O “Untermassverbot”, termo extraído da doutrina constitucional alemã,
com ampla repercussão em outras áreas de direito (por exemplo: penal e civil),
tem-se constatado todas as vezes quando o Estado não legisla, adequadamente, a
proteção de determinado direito fundamental, implicando uma notória
deficiência.
Cabe
afirmar que as obrigações de Estado não devam ser prestadas aquém do necessário
integral, porque se assim forem, estará o Estado incorrendo em proteção
deficiente, a não se permitir ou tolerar.
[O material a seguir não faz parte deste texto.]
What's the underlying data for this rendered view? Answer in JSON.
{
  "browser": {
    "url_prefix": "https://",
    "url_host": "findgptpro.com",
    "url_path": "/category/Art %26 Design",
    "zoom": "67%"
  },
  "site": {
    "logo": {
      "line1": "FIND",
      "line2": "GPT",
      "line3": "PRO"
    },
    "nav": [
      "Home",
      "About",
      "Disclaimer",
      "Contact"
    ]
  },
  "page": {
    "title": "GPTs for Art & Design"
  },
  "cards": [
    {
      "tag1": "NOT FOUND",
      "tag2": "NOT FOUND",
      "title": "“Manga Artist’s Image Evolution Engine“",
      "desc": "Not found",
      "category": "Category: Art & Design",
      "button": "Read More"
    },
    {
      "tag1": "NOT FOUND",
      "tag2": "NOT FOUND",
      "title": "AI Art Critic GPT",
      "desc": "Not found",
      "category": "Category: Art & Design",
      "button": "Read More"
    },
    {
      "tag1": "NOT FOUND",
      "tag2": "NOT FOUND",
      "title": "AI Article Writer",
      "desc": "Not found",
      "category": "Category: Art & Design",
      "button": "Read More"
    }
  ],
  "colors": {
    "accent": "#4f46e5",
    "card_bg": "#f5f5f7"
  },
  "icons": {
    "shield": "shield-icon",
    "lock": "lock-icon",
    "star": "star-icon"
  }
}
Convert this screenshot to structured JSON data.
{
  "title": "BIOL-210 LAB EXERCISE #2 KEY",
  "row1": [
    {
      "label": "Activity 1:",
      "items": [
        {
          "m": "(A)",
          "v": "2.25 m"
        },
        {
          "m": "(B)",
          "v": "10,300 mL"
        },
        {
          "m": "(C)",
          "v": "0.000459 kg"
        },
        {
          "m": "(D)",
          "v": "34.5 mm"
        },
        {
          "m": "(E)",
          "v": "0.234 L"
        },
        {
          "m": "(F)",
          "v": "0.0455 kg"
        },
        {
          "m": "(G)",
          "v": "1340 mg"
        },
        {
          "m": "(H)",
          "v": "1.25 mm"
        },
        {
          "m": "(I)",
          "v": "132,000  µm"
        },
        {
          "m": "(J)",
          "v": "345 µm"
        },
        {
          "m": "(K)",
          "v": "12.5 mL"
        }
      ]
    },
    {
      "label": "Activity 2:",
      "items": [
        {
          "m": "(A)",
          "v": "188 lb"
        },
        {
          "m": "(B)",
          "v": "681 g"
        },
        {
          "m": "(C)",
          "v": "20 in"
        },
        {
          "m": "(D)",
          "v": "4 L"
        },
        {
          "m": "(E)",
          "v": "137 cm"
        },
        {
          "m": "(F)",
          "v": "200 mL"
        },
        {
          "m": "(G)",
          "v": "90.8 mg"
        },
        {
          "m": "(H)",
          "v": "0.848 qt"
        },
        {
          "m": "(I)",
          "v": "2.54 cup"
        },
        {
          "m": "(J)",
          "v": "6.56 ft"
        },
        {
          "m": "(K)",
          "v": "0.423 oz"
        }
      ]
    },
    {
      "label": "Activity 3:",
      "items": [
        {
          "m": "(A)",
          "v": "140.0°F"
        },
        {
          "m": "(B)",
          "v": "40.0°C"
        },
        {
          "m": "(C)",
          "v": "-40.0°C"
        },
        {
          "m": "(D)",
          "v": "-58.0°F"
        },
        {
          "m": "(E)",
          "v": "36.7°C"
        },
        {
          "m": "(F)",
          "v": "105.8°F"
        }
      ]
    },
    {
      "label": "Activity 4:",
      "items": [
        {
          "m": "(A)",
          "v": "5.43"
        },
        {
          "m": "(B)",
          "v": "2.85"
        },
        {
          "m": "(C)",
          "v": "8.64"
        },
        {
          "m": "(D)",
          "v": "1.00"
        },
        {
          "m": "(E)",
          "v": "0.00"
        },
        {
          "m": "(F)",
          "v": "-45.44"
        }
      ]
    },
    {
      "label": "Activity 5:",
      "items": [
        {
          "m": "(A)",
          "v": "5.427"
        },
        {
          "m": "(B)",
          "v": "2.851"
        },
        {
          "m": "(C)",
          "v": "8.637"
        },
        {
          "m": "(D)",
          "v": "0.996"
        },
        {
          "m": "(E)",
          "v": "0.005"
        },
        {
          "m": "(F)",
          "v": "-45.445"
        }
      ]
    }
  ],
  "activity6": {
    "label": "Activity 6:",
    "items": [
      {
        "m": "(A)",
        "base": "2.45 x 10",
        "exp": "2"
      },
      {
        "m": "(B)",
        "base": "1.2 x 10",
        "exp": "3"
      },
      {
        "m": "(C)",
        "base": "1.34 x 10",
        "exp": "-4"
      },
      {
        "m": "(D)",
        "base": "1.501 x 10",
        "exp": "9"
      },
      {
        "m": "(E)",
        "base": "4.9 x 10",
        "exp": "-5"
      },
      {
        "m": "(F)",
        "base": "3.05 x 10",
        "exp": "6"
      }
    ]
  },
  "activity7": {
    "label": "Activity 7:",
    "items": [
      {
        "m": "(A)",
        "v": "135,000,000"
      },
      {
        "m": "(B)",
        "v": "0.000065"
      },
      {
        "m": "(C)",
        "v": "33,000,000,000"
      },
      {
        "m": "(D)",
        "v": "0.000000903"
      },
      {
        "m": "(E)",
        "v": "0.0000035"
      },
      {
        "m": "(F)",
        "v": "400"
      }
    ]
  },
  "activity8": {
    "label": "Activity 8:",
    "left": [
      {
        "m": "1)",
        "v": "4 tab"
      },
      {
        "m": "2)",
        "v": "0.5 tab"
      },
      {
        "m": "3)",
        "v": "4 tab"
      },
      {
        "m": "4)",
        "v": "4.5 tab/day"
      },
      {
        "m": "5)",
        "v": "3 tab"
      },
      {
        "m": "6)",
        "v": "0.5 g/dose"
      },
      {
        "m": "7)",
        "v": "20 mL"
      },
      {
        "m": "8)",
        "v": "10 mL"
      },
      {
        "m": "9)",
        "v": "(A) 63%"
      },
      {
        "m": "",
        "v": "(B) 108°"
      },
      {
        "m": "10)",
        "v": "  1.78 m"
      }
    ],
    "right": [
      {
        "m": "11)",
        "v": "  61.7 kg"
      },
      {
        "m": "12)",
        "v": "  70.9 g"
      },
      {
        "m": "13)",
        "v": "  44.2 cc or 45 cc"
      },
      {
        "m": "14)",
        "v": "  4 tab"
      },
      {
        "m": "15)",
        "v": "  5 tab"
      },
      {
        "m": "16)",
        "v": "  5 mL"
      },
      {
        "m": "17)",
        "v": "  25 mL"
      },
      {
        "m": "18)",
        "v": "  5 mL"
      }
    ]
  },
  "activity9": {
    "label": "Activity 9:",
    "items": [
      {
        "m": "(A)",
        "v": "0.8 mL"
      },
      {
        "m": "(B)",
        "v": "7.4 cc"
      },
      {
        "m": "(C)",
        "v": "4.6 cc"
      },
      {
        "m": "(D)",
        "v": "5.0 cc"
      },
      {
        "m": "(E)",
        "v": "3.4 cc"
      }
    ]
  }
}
Qualquer que seja a deficiência de
uma prestação legislativa impostergável, o elemento da insuficiência resultará
na desproteção dos bens jurídicos fundamentais tuteláveis.
É
forçoso admitir que em termos do que preconiza o artigo 245 da Carta Magna
vigente, são insuficientes, de fato, as proposições legislativas então
apresentadas, como refere, em sua petição inicial, a ADO 62[3].
A
regra constitucional do artigo 245 CF/1988., ao tratar da "prestação
assistência", não pode ser entendida, restritivamente ao suporte
financeiro dos desassistidos.
A
assistência aos vulneráveis, nessa espécie, colima uma proteção integral, ou
seja, a proteção quanto bastante, como a Constituição assim também reserva como
cláusula protetiva aos demais grupos vulneráveis.
A
Convenção sobre os Direitos das Pessoas com Deficiência (CDPD) dispõe que a determinação de uma deficiência
deve levar em conta não apenas uma catalogação
biomédica, caracterizada por sintomas e formas de expressão física de determinada doença, mas deve considerar também
os aspectos sociais a que o sujeito está
envolto, a fim de identificar situações de vulnerabilidade, exclusão e
limitação de manifestação de vontade
sofridas por pessoas com alguma deficiência.
O
conceito de vulnerabilidade tem sido perquirido mundialmente, sendo constatada a dificuldade de sua aplicação
teórico-normativa na solução de casos concretos, inclusive quando se trata de grupos comumente
considerados com vulnerabilidade acrescida.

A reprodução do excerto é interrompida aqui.